Throughout Series 3 in Hole 735B, gabbro compositions are quite uniform. They are not appreciably more differentiated upward, unlike gabbros of Series 1 and 2. Temperatures of crystallization were restricted, whereas steeper thermal gradients prevailed when the rocks of Series 1 and 2 crystallized. Probably this is because the two plutons were emplaced at shallow depths at the ridge axis, where the full extrusive layer had not yet accumulated, and hydrothermal circulation could readily draw off considerable heat from the shallow magma bodies, forcing differentiation. Later, off axis, a thickened insulating upper crustal blanket capped the gabbros and continued intrusion of small magma bodies at many levels (drip irrigation) stabilized the temperature gradient, driving isotherms upward even as the section moved away from its primary source of heat. This was intrinsically a convective redistribution of heat by moving magma. Thus, the deeper olivine gabbros of Series 3 are at once more differentiated and more uniform in composition. Most of them also have a very coarse grain size (Shipboard Scientific Party, 1999c).
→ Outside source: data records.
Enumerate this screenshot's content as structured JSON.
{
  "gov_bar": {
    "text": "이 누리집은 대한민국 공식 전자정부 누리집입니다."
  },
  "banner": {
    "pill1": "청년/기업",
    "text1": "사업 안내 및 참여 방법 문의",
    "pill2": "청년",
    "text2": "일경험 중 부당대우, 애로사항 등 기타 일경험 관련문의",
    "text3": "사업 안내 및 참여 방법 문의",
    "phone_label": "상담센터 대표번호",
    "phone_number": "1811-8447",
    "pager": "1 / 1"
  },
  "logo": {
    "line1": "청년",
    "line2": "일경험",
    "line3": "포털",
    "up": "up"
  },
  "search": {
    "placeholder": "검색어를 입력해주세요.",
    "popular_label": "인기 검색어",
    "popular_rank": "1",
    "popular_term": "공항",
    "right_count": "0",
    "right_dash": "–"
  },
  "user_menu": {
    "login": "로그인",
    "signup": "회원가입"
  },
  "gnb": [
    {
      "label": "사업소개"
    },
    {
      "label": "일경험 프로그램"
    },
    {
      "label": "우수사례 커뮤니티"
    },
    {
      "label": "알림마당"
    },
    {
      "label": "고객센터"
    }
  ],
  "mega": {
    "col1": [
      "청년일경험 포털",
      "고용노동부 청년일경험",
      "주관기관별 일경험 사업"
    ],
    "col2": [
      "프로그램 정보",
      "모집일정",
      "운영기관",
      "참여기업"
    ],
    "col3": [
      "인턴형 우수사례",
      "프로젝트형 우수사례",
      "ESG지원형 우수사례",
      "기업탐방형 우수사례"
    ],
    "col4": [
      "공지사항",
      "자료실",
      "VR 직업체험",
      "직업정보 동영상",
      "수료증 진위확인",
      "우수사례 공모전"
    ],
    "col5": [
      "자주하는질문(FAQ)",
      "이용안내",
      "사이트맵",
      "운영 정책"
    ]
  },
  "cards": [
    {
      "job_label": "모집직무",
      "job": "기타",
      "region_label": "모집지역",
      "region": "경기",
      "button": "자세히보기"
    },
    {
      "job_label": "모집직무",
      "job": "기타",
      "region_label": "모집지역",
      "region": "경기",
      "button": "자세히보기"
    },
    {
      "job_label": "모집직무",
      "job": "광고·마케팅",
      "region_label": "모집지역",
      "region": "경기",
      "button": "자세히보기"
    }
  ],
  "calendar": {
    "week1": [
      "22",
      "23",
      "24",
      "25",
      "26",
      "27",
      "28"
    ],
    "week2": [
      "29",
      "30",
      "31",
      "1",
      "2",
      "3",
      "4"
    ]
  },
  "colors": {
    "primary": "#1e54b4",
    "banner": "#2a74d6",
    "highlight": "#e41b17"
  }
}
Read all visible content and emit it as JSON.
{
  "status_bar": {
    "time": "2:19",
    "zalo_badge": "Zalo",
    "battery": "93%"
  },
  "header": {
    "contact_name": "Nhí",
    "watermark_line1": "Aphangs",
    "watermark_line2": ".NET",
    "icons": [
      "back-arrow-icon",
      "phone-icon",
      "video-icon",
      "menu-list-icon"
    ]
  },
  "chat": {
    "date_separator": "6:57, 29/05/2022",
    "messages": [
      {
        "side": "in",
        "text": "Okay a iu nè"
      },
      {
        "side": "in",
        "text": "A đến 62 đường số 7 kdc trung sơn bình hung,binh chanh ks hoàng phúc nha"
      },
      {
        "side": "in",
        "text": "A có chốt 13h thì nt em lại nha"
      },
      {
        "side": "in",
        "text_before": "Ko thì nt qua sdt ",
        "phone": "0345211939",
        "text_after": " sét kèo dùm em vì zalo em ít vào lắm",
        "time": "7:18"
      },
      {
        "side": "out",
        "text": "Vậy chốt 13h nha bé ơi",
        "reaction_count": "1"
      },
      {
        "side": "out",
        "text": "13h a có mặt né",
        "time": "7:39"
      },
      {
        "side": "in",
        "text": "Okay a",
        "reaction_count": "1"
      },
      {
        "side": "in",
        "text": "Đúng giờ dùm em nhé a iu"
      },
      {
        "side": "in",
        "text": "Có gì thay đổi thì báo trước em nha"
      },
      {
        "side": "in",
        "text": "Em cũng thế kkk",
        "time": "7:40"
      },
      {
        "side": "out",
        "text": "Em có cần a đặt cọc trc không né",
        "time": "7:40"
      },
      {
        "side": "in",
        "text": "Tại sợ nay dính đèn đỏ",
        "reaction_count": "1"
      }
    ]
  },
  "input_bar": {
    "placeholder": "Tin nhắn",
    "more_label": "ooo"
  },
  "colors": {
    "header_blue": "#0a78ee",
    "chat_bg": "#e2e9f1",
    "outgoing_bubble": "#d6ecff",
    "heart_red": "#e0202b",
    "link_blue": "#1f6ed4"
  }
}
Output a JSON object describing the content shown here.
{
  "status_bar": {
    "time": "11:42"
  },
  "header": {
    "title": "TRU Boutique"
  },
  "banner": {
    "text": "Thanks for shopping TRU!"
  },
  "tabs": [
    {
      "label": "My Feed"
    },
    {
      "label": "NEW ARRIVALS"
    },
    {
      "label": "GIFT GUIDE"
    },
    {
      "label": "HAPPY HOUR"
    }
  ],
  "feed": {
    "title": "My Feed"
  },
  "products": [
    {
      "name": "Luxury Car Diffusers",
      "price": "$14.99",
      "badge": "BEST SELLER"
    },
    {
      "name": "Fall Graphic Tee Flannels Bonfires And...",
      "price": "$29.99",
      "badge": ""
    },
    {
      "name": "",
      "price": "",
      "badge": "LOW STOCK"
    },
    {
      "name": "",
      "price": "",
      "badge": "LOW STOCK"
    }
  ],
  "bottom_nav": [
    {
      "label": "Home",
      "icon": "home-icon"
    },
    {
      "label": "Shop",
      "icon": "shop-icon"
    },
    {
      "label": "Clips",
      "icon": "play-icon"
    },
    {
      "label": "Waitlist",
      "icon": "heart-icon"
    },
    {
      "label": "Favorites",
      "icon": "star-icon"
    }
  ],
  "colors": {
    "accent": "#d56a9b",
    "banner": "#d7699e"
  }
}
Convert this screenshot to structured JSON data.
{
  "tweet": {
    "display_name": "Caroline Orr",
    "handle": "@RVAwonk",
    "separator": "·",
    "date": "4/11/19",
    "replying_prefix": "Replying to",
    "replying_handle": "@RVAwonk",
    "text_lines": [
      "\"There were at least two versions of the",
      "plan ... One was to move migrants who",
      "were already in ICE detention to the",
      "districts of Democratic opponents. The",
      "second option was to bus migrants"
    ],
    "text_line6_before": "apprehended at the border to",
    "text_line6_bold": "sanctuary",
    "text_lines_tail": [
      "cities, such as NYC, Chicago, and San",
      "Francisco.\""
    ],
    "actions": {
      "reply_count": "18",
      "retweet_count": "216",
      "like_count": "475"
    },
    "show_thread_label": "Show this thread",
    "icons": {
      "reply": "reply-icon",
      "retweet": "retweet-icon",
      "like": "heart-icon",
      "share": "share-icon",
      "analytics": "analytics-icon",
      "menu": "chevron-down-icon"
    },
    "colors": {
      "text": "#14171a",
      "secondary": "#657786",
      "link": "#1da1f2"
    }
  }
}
After initial injection and crystallization of axial plutons and off-axis intrusion, the third and final stage of the development of the lower crust in Hole 735B was relocation of late, imprisoned differentiates along numerous zones of weakness and shear that developed during initial stages of high-temperature crystal-plastic deformation. These tried to escape but could not. In a body of upraised isotherms and nearly uniform temperature from top to bottom, extremely differentiated oxide gabbros and trondhjemites could crystallize virtually anywhere in the section, and they did.
However, even the most iron-rich of these melts were buoyant in their crystalline matrix (Natland and Dick, 2001); thus, they tended to rise and concentrate higher in the section. Buoyancy was not the only force that acted on the melts, but it is the only one that was always present. The flow likely was modified by encounter with permeability barriers and possibly by dilatancy that opened in the course of deformation. The thick oxide gabbro of lithologic Unit IV represents a coalescence of strongly differentiated magmas. Some hundreds of meters of equivalent vertical section of differentiated cumulates are necessary to explain the thickness of Unit IV (Natland and Dick, 2001), although these need not immediately underlie these rocks. Unit IV is sandwiched precisely between two plutons, and it supplied trondhjemetic veinlets to cement the breccias at the top of the one underneath. We suggest that the repeated intrusion of these very late stage differentiates at this special location occurred because of the presence of a permeability pathway between two impermeable rock masses. The one beneath is the largest sequence of olivine gabbro in the entire section. Above it was the base of the upper pluton. The two together served to direct the flow of extreme differentiates into this narrow zone as expelled melt ascended from underlying compacting cumulates.
The oxide gabbros of lithologic Unit IV formed well within the gabbroic portion of the crust and seemingly at a location dictated by the existence of a narrow permeability pathway between more massive rocks. Therefore, it was never a melt lens of the kind detected seismically at the top of gabbros along the axis of the East Pacific Rise, and it never contained enough melt in it at any one time to be detectable seismically on its own, had that been possible 11 m.y. ago. It was merely the closest that this particularly slowly spreading ridge could produce in the way of a melt lens, given its low rate of magma supply. The oxide gabbros and other zones with strong preferred orientations of minerals provide potential analogs to sources of deep seismic reflections elsewhere in the ocean crust (Itturino et al., 1991; Chap. 5, this volume).